Multiple service operations and CRUD on server

GOMEZEL_DINO · March 29, 2022, 12:30pm

Hi!

I'll try to describe my problem, It's a bit complicated to explain, but I'll try.

I have an XData server that has several Service Operations + CRUD access:

ILoginService - used to login an get the JWT that will be used for other services. Based on the login, the user gets two different scopes "easy" (for the app) and "webshop" (for the IWebShopService)

IWebShopService - for webshop access - only a few functions. User must have the "webshop" scope
IEasyService - for operations acces - only for scope "easy".

I also want to have direct CRUD access (only List and Get) for my own applications (scope must be "easy"). I've set the XDataServer.DefaultEntitySetPermissions to [List,Get]. So CRUD must be visible only to logged users with the "easy" scope.

The login and JWT works OK, I marked the IWebShopService like this

  [ServiceContract]
  [Authorize]
  [AuthorizeScopes('webshop')]
  IWebShopService = interface(IProtectedService)

so it's reachable only for users with the correct scope.

The problem is that I can't manage to get the CRUD functions only to the "easy" scope.

My entities are marked like this

  [Entity]
  [EntityAuthorizeScopes('easy', EntitySetPermissionsAll]
  [Table('users')]
  [Id('FLogin', TIdGenerator.None)]
  TUser = class
  ...

But even if correctly logged (withe the "easy" scope) I get 403 (forbidden).
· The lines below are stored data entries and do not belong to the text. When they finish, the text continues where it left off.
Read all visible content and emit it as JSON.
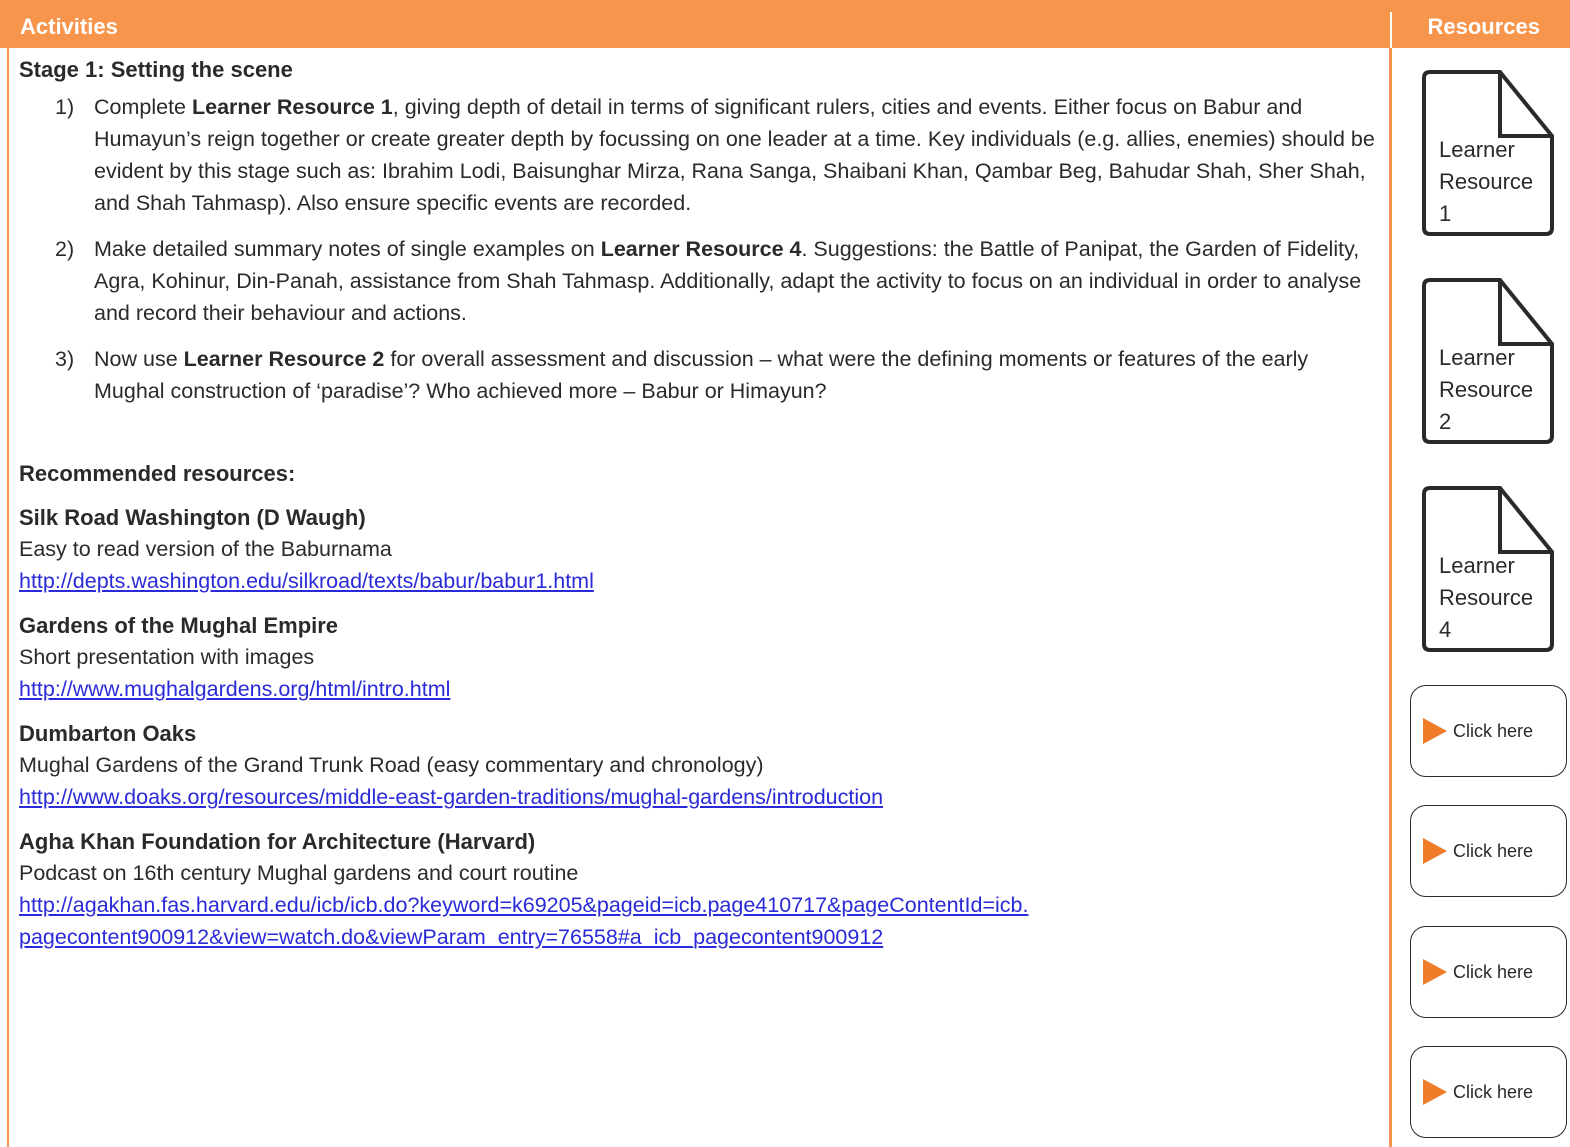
{
  "header": {
    "activities": "Activities",
    "resources": "Resources"
  },
  "stage": {
    "title": "Stage 1: Setting the scene",
    "items": [
      {
        "num": "1)",
        "pre": "Complete ",
        "bold": "Learner Resource 1",
        "post": ", giving depth of detail in terms of significant rulers, cities and events. Either focus on Babur and Humayun’s reign together or create greater depth by focussing on one leader at a time. Key individuals (e.g. allies, enemies) should be evident by this stage such as: Ibrahim Lodi, Baisunghar Mirza, Rana Sanga, Shaibani Khan, Qambar Beg, Bahudar Shah, Sher Shah, and Shah Tahmasp). Also ensure specific events are recorded."
      },
      {
        "num": "2)",
        "pre": "Make detailed summary notes of single examples on ",
        "bold": "Learner Resource 4",
        "post": ". Suggestions: the Battle of Panipat, the Garden of Fidelity, Agra, Kohinur, Din-Panah, assistance from Shah Tahmasp. Additionally, adapt the activity to focus on an individual in order to analyse and record their behaviour and actions."
      },
      {
        "num": "3)",
        "pre": "Now use ",
        "bold": "Learner Resource 2",
        "post": " for overall assessment and discussion – what were the defining moments or features of the early Mughal construction of ‘paradise’? Who achieved more – Babur or Himayun?"
      }
    ]
  },
  "recommended": {
    "title": "Recommended resources:",
    "items": [
      {
        "title": "Silk Road Washington (D Waugh)",
        "desc": "Easy to read version of the Baburnama",
        "link": "http://depts.washington.edu/silkroad/texts/babur/babur1.html"
      },
      {
        "title": "Gardens of the Mughal Empire",
        "desc": "Short presentation with images",
        "link": "http://www.mughalgardens.org/html/intro.html"
      },
      {
        "title": "Dumbarton Oaks",
        "desc": "Mughal Gardens of the Grand Trunk Road (easy commentary and chronology)",
        "link": "http://www.doaks.org/resources/middle-east-garden-traditions/mughal-gardens/introduction"
      },
      {
        "title": "Agha Khan Foundation for Architecture (Harvard)",
        "desc": "Podcast on 16th century Mughal gardens and court routine",
        "link1": "http://agakhan.fas.harvard.edu/icb/icb.do?keyword=k69205&pageid=icb.page410717&pageContentId=icb.",
        "link2": "pagecontent900912&view=watch.do&viewParam_entry=76558#a_icb_pagecontent900912"
      }
    ]
  },
  "sidebar": {
    "docs": [
      {
        "l1": "Learner",
        "l2": "Resource",
        "l3": "1"
      },
      {
        "l1": "Learner",
        "l2": "Resource",
        "l3": "2"
      },
      {
        "l1": "Learner",
        "l2": "Resource",
        "l3": "4"
      }
    ],
    "click_label": "Click here"
  },
  "colors": {
    "accent": "#f7954c",
    "play": "#f07c2a",
    "link": "#2a2ad8"
  }
}
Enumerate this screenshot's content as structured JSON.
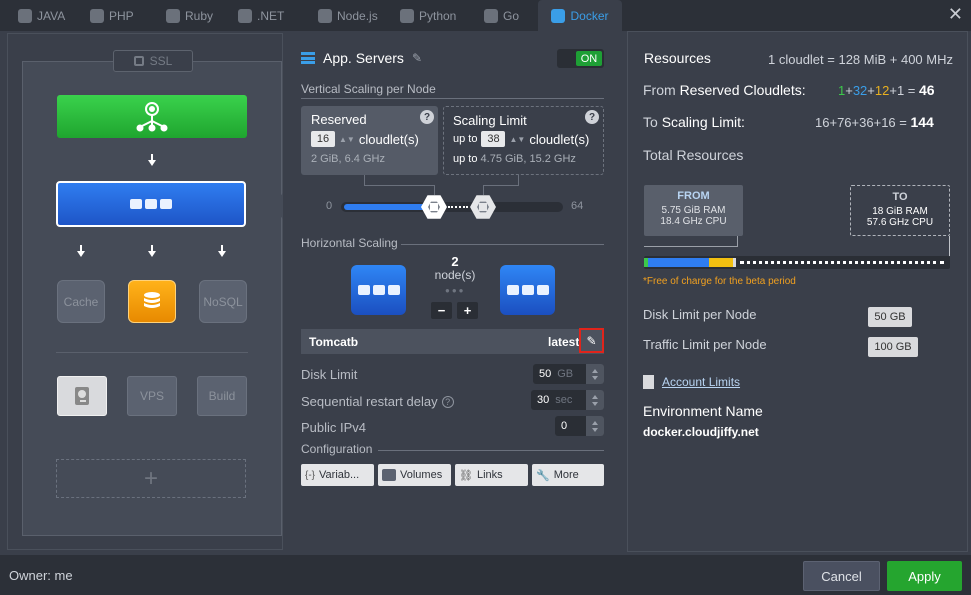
{
  "tabs": [
    {
      "label": "JAVA",
      "icon": "java-icon"
    },
    {
      "label": "PHP",
      "icon": "php-icon"
    },
    {
      "label": "Ruby",
      "icon": "ruby-icon"
    },
    {
      "label": ".NET",
      "icon": "dotnet-icon"
    },
    {
      "label": "Node.js",
      "icon": "nodejs-icon"
    },
    {
      "label": "Python",
      "icon": "python-icon"
    },
    {
      "label": "Go",
      "icon": "go-icon"
    },
    {
      "label": "Docker",
      "icon": "docker-icon",
      "active": true
    }
  ],
  "topology": {
    "ssl_label": "SSL",
    "db_nodes": [
      "Cache",
      "NoSQL"
    ],
    "extra_nodes": [
      "VPS",
      "Build"
    ],
    "add_symbol": "+"
  },
  "config": {
    "title": "App. Servers",
    "toggle": "ON",
    "vertical_title": "Vertical Scaling per Node",
    "reserved": {
      "title": "Reserved",
      "value": "16",
      "unit": "cloudlet(s)",
      "info": "2 GiB, 6.4 GHz"
    },
    "limit": {
      "title": "Scaling Limit",
      "prefix": "up to",
      "value": "38",
      "unit": "cloudlet(s)",
      "info_prefix": "up to",
      "info": "4.75 GiB, 15.2 GHz"
    },
    "slider_min": "0",
    "slider_max": "64",
    "horizontal_title": "Horizontal Scaling",
    "node_count": "2",
    "node_label": "node(s)",
    "minus": "−",
    "plus": "+",
    "stack_name": "Tomcatb",
    "stack_tag": "latest",
    "disk_limit": {
      "label": "Disk Limit",
      "value": "50",
      "unit": "GB"
    },
    "restart_delay": {
      "label": "Sequential restart delay",
      "value": "30",
      "unit": "sec"
    },
    "public_ipv4": {
      "label": "Public IPv4",
      "value": "0"
    },
    "config_title": "Configuration",
    "config_buttons": [
      {
        "label": "Variab...",
        "icon": "variables-icon"
      },
      {
        "label": "Volumes",
        "icon": "volumes-icon"
      },
      {
        "label": "Links",
        "icon": "links-icon"
      },
      {
        "label": "More",
        "icon": "wrench-icon"
      }
    ]
  },
  "resources": {
    "title": "Resources",
    "cloudlet_def": "1 cloudlet = 128 MiB + 400 MHz",
    "from_label_a": "From",
    "from_label_b": "Reserved Cloudlets:",
    "from_terms": [
      "1",
      "32",
      "12",
      "1"
    ],
    "from_total": "46",
    "to_label_a": "To",
    "to_label_b": "Scaling Limit:",
    "to_terms": [
      "16",
      "76",
      "36",
      "16"
    ],
    "to_total": "144",
    "total_title": "Total Resources",
    "from_box": {
      "title": "FROM",
      "ram": "5.75 GiB RAM",
      "cpu": "18.4 GHz CPU"
    },
    "to_box": {
      "title": "TO",
      "ram": "18 GiB RAM",
      "cpu": "57.6 GHz CPU"
    },
    "free_note": "*Free of charge for the beta period",
    "disk_limit_label": "Disk Limit per Node",
    "disk_limit_value": "50 GB",
    "traffic_label": "Traffic Limit per Node",
    "traffic_value": "100 GB",
    "account_limits": "Account Limits",
    "env_name_label": "Environment Name",
    "env_name": "docker.cloudjiffy.net"
  },
  "footer": {
    "owner": "Owner: me",
    "cancel": "Cancel",
    "apply": "Apply"
  }
}
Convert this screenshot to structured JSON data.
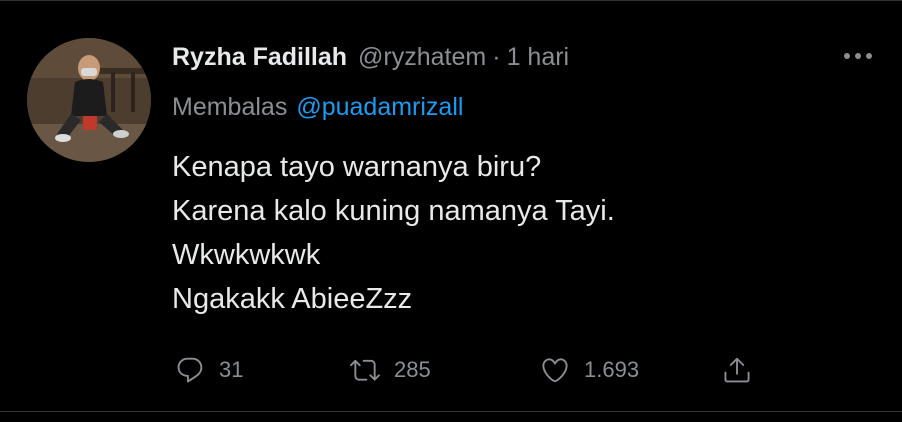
{
  "tweet": {
    "display_name": "Ryzha Fadillah",
    "handle": "@ryzhatem",
    "separator": "·",
    "time": "1 hari",
    "reply_prefix": "Membalas",
    "reply_handle": "@puadamrizall",
    "text_lines": [
      "Kenapa tayo warnanya biru?",
      "Karena kalo kuning namanya Tayi.",
      "Wkwkwkwk",
      "Ngakakk AbieeZzz"
    ]
  },
  "actions": {
    "reply_count": "31",
    "retweet_count": "285",
    "like_count": "1.693"
  },
  "icons": {
    "more": "more-horizontal-icon",
    "reply": "reply-bubble-icon",
    "retweet": "retweet-icon",
    "like": "heart-icon",
    "share": "share-upload-icon"
  },
  "colors": {
    "background": "#000000",
    "primary_text": "#e7e9ea",
    "secondary_text": "#8b8f94",
    "link": "#1d9bf0",
    "divider": "#2f3336"
  }
}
Any hint what I'm doing wrong..?

wlandgraf · March 30, 2022, 12:42pm

Some guesses:

Are you pretty sure the "easy" scope is in the token?
What happens if you remove the EntityAuthorizeScopes from the entity? Does it work?

GOMEZEL_DINO · March 31, 2022, 8:42am

I've set a breakpoint and it's hit, I think getting the scope "easy" is OK.
Yes, it works. Even more - it works also unlogged user - it seems like the EntityAuthorizeScopes is ignored.

I can send you the code and a dump of the MySQL database if it helps. Could be a problem, because I create a "main" dataset module and then a Dataset module for each DB... I don't know. All the security around CRUD and Service operations it's working weirdly... Probably my fault, but I can't find it where

wlandgraf · March 31, 2022, 10:28pm

I don't understand. First you said the service doesn't work (returns 403 forbidden). Now you say it works, it's even hit by a breakpoint. What is the real, detailed situation?

Aren't you getting "Unknown custom attribute" warning? Have you added XData.Security.Attributes unit to your uses clause?

GOMEZEL_DINO · April 26, 2022, 9:20am

I finally managed all the mess :) It was a combination of errors, so I just write them here, so anyone could get some help from my experience.I experimented so much with the attributes that I messed up claims, scopes an everything.

About CRUD: I forgot to add XData.Security.Attributes, I tought aurelius.Mapping.Attributes was enough.

About service operations: I mistakenly saved scopes in the wrong claim

Wrong claims:
JWT.Claims.SetClaimOfType('type', Scopes);

Right claims;
JWT.Claims.SetClaimOfType('scope', Scopes);

After that all worked perfectly.

system · April 26, 2022, 10:21am

This topic was automatically closed 60 minutes after the last reply. New replies are no longer allowed.